According to county Dem Party Chairman Bill James, there will be an inquiry into whether she violated the group’s code of conduct. However, he says, “I don’t see this as involving the party’s work” but rather as more of a dispute “between two individuals.”
“In my role as county chair, I have talked to the people involved in this, I have tried to be a bridge between them and I did review this text string,” he tells Fly in a phone call Tuesday morning. “I also responded to the person who sent it to me to let them know that I would consider it to be a complaint under our rules.”
A voting member of the local party who asks to remain anonymous, calls James’ official statement about the matter kind of a letdown. Franco-Clausen holds numerous positions of trust in the county and should be held to a higher standard, the fellow Dem says.
“It seems inconsistent with the values of the Democratic Party to try to prevent a witness to potential police misconduct from giving evidence in an investigation,” the source adds.
Franco-Clausen denies wrongdoing and disputes that PAPD launched an investigation into a complaint filed by the woman’s family.
“It’s just not true,” she says, explaining that her text message about an unspecified “they” who “launched an investigation” into her wife was a dramatic flair because she was worried about the prospect of a probe, not the actuality of one.

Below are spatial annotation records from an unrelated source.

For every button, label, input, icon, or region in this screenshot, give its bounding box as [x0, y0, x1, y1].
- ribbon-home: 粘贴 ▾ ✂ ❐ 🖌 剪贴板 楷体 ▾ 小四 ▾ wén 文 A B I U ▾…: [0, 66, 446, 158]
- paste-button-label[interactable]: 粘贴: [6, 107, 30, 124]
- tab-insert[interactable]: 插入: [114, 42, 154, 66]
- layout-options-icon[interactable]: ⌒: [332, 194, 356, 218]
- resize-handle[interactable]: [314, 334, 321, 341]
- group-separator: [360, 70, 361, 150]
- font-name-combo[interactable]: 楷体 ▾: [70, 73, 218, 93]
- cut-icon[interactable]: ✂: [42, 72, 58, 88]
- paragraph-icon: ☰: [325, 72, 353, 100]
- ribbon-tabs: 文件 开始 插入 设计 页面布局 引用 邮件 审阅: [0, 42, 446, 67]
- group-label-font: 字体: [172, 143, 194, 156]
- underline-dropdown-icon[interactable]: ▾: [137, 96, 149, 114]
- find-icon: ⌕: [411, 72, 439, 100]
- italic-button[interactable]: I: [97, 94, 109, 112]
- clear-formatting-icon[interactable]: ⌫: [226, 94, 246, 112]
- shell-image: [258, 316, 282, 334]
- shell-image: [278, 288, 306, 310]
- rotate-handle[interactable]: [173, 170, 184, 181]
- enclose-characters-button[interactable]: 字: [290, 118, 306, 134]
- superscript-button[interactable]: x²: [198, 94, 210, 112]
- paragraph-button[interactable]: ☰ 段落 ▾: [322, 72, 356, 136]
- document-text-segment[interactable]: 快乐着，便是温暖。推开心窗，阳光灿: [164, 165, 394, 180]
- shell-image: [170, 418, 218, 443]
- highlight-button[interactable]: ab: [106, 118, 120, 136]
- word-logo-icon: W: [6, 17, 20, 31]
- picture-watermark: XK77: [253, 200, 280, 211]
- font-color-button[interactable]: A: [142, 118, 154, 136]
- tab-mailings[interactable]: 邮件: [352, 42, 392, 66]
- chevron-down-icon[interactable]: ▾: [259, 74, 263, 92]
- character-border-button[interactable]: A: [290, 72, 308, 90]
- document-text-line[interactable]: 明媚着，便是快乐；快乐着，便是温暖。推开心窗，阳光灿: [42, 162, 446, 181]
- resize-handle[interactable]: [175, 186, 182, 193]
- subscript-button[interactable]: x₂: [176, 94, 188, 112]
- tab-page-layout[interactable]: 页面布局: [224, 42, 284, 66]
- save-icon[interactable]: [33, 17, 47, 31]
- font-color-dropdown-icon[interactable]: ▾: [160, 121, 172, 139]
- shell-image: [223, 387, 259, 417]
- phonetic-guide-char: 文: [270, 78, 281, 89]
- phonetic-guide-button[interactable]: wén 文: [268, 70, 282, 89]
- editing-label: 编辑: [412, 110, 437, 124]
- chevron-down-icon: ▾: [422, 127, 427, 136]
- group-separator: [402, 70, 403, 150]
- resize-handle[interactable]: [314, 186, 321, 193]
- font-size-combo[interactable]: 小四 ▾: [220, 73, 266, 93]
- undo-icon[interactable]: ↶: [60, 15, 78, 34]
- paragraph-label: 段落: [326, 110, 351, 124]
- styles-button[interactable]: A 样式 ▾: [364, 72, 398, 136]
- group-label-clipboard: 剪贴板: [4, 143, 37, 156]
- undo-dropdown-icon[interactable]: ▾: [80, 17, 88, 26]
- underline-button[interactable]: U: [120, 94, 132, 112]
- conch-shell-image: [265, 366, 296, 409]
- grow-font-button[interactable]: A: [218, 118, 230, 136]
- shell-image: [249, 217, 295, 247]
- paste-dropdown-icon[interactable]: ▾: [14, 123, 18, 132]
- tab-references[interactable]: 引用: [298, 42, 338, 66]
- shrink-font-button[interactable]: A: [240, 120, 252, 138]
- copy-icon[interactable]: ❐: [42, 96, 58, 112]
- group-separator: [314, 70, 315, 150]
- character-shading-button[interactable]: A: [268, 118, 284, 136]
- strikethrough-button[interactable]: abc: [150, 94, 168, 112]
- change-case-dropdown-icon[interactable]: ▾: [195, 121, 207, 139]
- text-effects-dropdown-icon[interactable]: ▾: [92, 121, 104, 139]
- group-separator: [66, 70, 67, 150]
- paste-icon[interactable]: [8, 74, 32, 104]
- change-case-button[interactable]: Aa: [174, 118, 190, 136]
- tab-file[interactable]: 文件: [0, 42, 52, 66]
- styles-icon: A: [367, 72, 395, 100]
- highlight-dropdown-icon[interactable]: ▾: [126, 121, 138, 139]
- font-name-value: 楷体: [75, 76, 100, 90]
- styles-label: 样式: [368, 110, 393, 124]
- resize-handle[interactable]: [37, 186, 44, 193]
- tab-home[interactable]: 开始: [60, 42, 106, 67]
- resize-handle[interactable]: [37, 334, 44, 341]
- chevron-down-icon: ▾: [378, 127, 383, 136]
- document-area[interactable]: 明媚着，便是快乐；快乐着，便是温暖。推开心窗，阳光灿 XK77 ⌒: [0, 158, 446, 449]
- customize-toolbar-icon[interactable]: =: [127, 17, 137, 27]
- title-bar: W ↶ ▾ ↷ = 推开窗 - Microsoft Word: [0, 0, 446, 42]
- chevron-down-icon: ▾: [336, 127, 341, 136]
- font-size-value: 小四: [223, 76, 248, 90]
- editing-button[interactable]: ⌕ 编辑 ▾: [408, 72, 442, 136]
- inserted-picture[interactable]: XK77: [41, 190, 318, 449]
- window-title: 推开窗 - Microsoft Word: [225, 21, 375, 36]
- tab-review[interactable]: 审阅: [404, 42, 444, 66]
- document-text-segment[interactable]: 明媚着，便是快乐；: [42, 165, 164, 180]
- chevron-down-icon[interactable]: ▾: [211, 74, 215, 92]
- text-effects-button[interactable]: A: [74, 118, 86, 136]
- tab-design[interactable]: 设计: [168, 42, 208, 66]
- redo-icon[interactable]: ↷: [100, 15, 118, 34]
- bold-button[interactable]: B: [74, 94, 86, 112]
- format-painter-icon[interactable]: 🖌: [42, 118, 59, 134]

“People know that we operate with the utmost respect and integrity, consistently,” she says in a phone call Tuesday evening. “It’s unfortunate that it’s gone this far. I’ve over-embellished; I was very disappointed in that.”
The reason she mentioned her wife being at the scene of the call, she says, was to reassure mutual acquaintances about her. “I was hoping that they would find comfort that my wife was there,” she says.
Franco-Clausen also echoes James’ statement about the whole thing having nothing to do with the Dem Party, and that she’s confident that a review will clear her name.